In the Wall Street Journal, Steven Waldman explains “something stunning: traditional white Catholics went for Obama-Biden in record numbers”:

How did a pro-choice, pro-gay rights, Protestant make such inroads? Prof. [John] Green suggests that the first reason is the economy. These traditional Catholics voted for Obama despite his liberal views on social issues.

Mark Silk of Trinity College offers a different theory—that these results reflect less Obama’s strength than John Kerry’s weakness. Sen. Kerry was battered by bishops for being pro-choice but also for, in effect, being a bad Catholic.

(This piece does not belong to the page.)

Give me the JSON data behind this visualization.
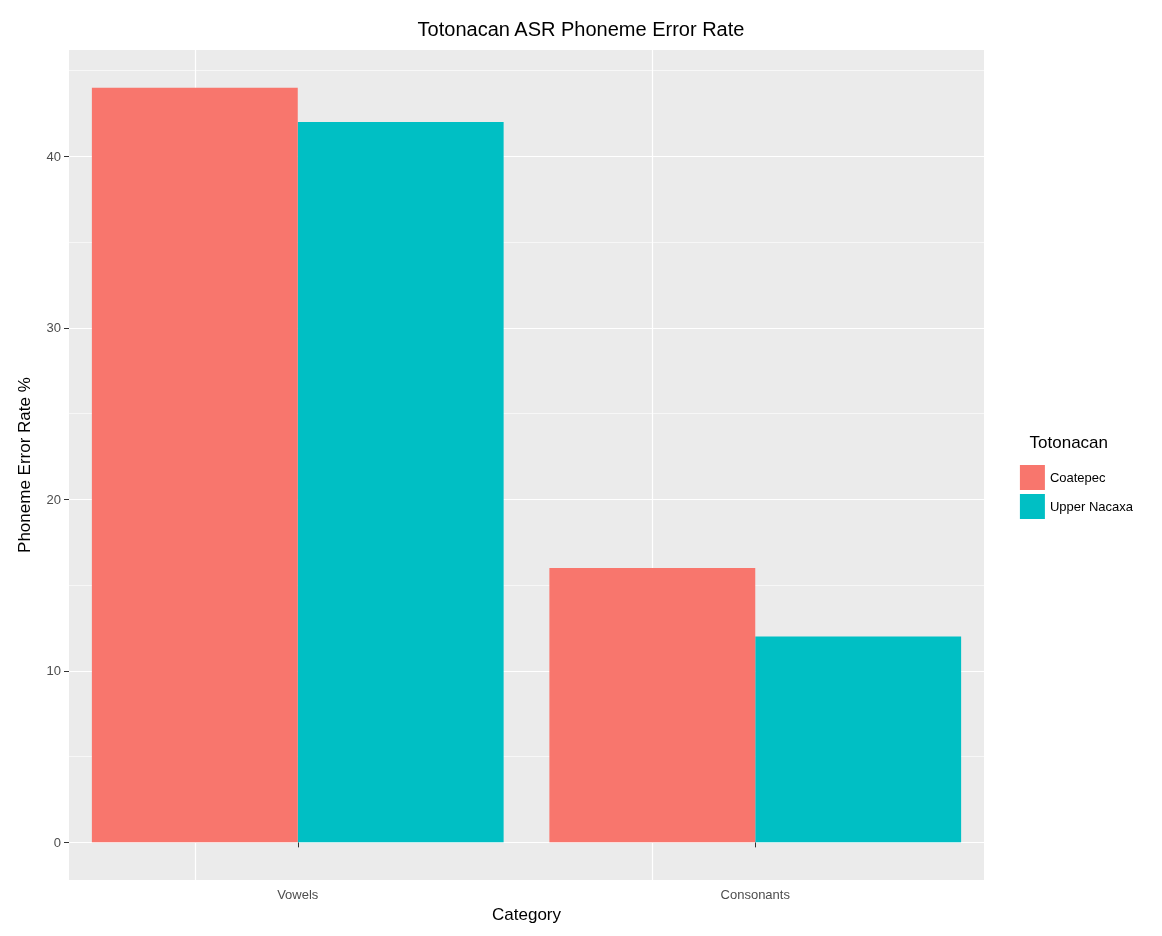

At Spiritual Politics, Mark Silk provides a more detailed response:

Let me offer, instead, the hypothesis that the swing towards Obama among Traditionalist Catholics had less to do with the circumstances of the 2008 election than with their antipathy to voting for a pro-choice Catholic in 2004. In fact, this voting bloc swung heavily away from the Democratic candidate (to the tune of 17 points) between 2000 and 2004. So in November they more or less reverted to their 2000 voting pattern.

If I’m right and Traditionalist Catholics have more of a problem voting for a pro-choice Catholic than a pro-choice non-Catholic, that’s both good and bad news for conservative Catholic hierarchs and intellectuals.